There are three types of clients that approach us. Or rather there are three things that they ask us for in terms of brand advertising. The first are those with an existing brand who need some fresh thinking. The second are those with a brand in need of a refresh because it has got a bit outdated. The last are those who want something completely new. It is the third of these that is the most terrifying. Exciting but terrifying. Often these come with the brief of “can you do us an Artemis?” One even asked us to “go crazy”. We always start these conversations by explaining that Artemis was built on a brave buy to begin with, cemented with unwavering commitment. Invariably the response we get is a confident one that they have both those prerequisites in spades. And so we embark, but often to discover that this isn’t really the case. To be clear that’s ok, our ideas can be quite lateral; they’re designed to be. They break the sector norms and that, at first, is not a comfortable place to be.

This is a truism of our sector so why bring it up now? Because every once in a while, you get a client that follows through and gets some exciting work in return. We have just had that moment; there is work to do before the launch later in the year but it’s looking like something that no other brand could or would do. Ironically it comes almost exactly a year after a less fruitful experience. We were approached by a client and asked to produce ‘an Artemis’. We developed an idea that they liked and were well into developing it when they got cold feet. Despite best efforts it just couldn’t be made to work. Frustrating on both sides, but a client with an interesting story perhaps missed an opportunity to really stand out from the crowd.

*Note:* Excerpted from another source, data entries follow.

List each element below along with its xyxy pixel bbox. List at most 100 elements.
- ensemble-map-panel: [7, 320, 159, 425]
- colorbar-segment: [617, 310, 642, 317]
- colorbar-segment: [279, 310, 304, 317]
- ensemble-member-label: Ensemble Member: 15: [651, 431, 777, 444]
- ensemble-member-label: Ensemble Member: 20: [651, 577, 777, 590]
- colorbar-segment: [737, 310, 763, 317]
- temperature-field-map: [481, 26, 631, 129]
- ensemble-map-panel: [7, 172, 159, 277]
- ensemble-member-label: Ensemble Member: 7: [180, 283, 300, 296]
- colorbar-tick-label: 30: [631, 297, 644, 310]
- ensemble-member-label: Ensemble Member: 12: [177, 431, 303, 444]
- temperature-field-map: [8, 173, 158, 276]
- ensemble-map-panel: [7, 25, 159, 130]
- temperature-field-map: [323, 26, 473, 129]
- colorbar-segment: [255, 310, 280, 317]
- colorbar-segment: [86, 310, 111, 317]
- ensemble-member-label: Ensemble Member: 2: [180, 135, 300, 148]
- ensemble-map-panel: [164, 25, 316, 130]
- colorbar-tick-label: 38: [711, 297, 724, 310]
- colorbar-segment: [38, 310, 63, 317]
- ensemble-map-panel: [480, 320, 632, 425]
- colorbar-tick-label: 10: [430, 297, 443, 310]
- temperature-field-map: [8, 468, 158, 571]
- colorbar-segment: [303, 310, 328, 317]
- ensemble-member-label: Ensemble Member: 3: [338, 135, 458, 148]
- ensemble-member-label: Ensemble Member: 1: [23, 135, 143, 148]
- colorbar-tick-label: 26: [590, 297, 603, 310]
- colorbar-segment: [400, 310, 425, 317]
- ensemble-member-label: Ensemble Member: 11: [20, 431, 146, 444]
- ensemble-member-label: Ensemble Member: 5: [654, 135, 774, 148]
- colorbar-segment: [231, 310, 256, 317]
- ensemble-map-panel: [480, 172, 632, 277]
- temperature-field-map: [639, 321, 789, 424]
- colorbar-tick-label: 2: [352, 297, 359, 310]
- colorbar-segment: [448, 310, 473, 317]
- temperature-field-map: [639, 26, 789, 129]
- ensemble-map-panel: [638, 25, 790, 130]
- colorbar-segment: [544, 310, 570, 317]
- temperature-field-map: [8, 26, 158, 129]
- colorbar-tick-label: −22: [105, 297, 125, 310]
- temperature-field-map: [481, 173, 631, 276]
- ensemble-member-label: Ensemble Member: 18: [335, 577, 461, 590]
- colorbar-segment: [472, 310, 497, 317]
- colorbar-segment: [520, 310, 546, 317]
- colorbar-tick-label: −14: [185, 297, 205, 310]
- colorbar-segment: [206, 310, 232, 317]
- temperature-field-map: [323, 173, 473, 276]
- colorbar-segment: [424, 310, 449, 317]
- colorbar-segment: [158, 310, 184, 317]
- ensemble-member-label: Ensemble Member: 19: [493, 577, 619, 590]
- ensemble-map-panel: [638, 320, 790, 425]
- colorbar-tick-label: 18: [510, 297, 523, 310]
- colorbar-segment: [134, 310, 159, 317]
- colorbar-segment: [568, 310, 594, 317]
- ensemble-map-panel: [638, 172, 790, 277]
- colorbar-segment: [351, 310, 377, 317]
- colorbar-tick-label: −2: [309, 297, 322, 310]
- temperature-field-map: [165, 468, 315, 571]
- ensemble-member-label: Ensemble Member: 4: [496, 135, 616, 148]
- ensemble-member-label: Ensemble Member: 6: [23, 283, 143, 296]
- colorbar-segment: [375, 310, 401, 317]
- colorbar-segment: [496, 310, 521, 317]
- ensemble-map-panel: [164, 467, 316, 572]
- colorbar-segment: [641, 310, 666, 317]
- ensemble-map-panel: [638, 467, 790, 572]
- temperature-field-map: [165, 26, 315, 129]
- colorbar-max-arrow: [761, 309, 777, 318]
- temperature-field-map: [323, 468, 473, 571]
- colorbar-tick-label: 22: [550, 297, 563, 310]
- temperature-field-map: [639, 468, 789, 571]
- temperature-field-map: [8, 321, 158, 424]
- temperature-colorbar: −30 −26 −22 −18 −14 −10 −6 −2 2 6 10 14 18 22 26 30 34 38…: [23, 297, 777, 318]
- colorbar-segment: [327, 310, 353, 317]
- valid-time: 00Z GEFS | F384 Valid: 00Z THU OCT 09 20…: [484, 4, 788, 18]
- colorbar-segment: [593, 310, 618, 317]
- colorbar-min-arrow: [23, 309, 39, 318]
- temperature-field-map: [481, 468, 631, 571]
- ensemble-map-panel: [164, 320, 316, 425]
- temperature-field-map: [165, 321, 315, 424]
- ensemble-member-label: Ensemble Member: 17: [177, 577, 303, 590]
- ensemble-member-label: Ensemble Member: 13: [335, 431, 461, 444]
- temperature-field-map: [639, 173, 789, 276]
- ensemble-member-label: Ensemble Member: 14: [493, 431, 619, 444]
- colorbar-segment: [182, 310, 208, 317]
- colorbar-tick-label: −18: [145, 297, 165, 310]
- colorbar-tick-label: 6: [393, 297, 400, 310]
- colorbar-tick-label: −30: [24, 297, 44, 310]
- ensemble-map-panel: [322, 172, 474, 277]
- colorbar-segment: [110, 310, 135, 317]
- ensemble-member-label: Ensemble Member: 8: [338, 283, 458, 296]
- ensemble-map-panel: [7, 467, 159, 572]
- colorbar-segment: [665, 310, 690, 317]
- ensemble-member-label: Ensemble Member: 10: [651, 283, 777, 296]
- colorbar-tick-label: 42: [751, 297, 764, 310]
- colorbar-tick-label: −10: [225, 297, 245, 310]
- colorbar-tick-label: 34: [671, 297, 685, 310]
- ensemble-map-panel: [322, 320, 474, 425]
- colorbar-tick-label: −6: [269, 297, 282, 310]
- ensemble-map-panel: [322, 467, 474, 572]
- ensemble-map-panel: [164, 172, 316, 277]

Skip ahead a year (oh what a year) and we are approached by another business, again with an interesting product offer, and again with an initial creative ambition. This time the big idea was truly ‘bought’, we are in production and couldn’t be more excited about the launch. And for me it did something else. I have spent the last year second guessing and beating myself up about the one that got away, often lying awake wondering; did we do a bad job, could we have done something better, should we have listened more or was it a “I’m sorry it’s not me – it’s you” scenario (picking the last of which was the easiest way to get a good night’s sleep)? Now I can see it more clearly. We didn’t do anything wrong and neither did they. We just both had different views of what a big idea is. If we had changed to fit their view we would have been deluding ourselves and if they had changed to fit ours they would have been too far out of their comfort zone. Either way it wouldn’t have lasted, it just wasn’t meant to be. And that’s ok.